The XLT Tour was referred to when it first appeared as the “baby bagger,” but that tag has since been broadly applied to the Dyna Switchback (that, and the Road Queen), so the new Sportster may have to make do with being dubbed the “baby Switchback.” And in the same way the Street models are downsized, defanged echoes of the brutish XLCR, the new XLT Tour is a mannerly revisiting of the original XLT, being built on the foundation of the XL1200 Superlow with its inseam and gender-ergo friendliness and curtailed cornering prowess.

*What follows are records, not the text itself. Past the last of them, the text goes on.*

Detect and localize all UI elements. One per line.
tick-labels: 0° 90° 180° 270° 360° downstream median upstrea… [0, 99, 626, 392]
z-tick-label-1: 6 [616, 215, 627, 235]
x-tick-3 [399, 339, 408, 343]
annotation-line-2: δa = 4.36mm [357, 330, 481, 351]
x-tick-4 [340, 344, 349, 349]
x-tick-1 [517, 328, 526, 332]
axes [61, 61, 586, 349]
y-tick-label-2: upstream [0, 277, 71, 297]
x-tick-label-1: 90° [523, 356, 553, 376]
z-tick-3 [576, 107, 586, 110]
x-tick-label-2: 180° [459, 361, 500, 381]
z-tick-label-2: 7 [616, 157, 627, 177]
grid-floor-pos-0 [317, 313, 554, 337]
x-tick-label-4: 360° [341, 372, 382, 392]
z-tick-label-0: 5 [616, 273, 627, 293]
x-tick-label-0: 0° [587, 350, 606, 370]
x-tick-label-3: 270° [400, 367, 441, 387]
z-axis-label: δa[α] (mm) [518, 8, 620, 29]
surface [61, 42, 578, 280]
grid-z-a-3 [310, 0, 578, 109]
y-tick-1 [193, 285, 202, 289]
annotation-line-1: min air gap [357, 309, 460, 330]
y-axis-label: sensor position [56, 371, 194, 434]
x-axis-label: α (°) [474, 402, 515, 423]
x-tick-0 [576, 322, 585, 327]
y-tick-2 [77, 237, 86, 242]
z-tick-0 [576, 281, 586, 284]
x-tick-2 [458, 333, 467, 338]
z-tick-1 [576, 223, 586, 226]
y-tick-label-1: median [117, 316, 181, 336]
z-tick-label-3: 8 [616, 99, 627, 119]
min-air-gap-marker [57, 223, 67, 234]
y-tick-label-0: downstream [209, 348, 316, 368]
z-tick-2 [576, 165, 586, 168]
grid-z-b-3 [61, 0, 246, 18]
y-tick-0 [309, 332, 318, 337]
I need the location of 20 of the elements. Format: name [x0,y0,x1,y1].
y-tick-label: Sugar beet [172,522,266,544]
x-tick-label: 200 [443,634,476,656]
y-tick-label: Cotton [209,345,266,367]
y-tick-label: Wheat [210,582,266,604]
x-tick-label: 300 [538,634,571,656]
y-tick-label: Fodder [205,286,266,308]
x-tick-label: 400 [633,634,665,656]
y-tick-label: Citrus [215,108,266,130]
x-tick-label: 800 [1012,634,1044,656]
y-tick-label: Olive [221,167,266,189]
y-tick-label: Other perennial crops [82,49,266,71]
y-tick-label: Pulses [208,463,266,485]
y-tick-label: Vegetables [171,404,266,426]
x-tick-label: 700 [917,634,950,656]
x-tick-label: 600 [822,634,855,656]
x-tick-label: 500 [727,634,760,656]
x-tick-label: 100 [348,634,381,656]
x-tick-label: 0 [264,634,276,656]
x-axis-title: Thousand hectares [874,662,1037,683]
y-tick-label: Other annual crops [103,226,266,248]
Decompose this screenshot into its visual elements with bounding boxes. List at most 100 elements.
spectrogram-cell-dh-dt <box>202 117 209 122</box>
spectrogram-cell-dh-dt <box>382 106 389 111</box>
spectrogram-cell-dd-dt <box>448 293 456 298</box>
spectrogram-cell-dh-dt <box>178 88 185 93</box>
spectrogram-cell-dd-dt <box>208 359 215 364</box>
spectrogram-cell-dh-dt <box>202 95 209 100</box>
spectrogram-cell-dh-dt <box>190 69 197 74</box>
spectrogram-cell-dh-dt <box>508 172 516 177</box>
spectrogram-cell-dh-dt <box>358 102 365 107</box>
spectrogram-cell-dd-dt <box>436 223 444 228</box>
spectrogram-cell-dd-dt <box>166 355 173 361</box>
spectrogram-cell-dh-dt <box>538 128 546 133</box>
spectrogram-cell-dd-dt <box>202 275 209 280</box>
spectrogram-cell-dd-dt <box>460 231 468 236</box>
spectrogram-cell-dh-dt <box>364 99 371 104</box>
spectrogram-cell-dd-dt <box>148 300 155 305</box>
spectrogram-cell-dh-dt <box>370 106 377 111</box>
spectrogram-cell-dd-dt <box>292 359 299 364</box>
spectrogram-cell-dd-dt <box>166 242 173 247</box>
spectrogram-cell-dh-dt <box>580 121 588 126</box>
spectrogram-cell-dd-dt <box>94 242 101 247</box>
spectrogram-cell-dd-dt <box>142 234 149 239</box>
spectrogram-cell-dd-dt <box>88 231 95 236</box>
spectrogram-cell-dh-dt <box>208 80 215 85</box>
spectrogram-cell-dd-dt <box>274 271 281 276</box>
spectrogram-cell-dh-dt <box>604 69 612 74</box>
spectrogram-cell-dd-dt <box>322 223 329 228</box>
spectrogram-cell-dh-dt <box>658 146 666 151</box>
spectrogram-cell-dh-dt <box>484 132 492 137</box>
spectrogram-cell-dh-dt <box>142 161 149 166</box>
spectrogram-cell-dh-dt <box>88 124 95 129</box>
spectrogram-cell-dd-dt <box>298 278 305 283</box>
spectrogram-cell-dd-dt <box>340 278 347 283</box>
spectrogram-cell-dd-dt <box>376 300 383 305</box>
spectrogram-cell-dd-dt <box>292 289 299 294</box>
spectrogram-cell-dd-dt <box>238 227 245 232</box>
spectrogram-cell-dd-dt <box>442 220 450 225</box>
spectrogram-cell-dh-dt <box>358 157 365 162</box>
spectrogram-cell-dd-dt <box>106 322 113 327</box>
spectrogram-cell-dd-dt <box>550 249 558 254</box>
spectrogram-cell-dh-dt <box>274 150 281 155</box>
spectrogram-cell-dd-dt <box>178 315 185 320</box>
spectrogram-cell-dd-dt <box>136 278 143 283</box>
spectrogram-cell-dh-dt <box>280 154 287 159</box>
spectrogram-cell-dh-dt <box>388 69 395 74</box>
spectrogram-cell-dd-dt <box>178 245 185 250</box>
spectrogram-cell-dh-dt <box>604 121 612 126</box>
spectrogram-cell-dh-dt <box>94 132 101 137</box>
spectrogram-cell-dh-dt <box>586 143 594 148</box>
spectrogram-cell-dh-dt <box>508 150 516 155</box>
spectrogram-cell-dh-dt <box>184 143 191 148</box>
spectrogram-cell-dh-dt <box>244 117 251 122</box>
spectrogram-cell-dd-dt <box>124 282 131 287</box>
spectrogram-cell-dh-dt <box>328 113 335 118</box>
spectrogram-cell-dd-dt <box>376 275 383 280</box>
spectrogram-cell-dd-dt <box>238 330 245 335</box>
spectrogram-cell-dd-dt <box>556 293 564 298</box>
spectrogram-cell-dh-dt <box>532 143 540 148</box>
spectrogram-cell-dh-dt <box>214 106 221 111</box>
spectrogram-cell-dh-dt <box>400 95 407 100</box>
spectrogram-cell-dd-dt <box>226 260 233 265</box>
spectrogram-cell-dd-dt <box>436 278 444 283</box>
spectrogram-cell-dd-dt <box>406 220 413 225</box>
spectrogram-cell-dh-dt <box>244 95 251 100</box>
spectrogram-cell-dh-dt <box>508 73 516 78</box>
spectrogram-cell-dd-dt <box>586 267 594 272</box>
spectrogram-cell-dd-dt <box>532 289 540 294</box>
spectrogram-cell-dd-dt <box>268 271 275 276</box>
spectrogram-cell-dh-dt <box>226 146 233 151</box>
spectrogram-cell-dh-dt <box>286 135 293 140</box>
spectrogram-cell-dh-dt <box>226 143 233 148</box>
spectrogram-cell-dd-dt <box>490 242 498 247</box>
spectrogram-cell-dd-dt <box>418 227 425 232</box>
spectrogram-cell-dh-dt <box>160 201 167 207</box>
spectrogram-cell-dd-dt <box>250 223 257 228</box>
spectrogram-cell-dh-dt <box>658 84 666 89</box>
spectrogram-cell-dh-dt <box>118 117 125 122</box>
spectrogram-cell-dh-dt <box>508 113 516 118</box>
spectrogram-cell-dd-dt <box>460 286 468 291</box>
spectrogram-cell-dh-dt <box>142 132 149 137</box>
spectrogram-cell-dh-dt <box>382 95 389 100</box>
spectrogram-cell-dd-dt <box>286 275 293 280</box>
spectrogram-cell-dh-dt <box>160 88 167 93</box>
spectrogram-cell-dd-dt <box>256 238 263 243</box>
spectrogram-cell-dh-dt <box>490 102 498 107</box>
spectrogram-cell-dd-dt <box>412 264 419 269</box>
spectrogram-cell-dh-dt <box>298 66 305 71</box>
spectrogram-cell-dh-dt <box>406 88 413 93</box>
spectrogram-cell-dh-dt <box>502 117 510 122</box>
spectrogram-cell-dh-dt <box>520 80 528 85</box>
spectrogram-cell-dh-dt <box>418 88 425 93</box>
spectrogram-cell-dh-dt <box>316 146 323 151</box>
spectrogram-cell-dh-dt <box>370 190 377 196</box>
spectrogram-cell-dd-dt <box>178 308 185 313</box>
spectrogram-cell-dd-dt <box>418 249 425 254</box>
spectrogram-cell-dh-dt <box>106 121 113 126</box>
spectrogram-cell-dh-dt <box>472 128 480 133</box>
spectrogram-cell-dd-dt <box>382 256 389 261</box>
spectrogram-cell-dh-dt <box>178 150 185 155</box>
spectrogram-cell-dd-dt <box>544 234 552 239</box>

The last specimens of the original Low Rider dynasty appeared in 2009 and were actually referred to by the factory as the “Low Low Rider,” and at that point in H-D’s market development was the spearhead of their foray into the vast pool of underserved women riders. And then the model disappeared, and that was puzzling. Why would Milwaukee walk away from the coolest bike model name ever? (With the possible exception of the Vincent Black Prince.) We naturally suspected at the time that the absence of the model would be short-lived, and that it would reappear for its 35th anniversary in 2012, and be the bearer of a broad Dyna chassis rethinking. Didn’t happen. Still, it remained natural to expect any return of the Low Rider to be splashy; a cause for celebration. Didn’t happen. Perhaps that’s the real shocker in all of this.

Aside from the inevitable technical upgrades that the last 37 years has brought across the H-D spectrum, the connection to the AMF era is hard to avoid. It’s hard not to see the recent releases as a cryptic homage to the summer of ’77.

That said, I’m still not sure how the disco revival angle syncs with this whole AMF revival coincidence. The lines are blurred. But I fully intend to keep digging. It’s that time of summer.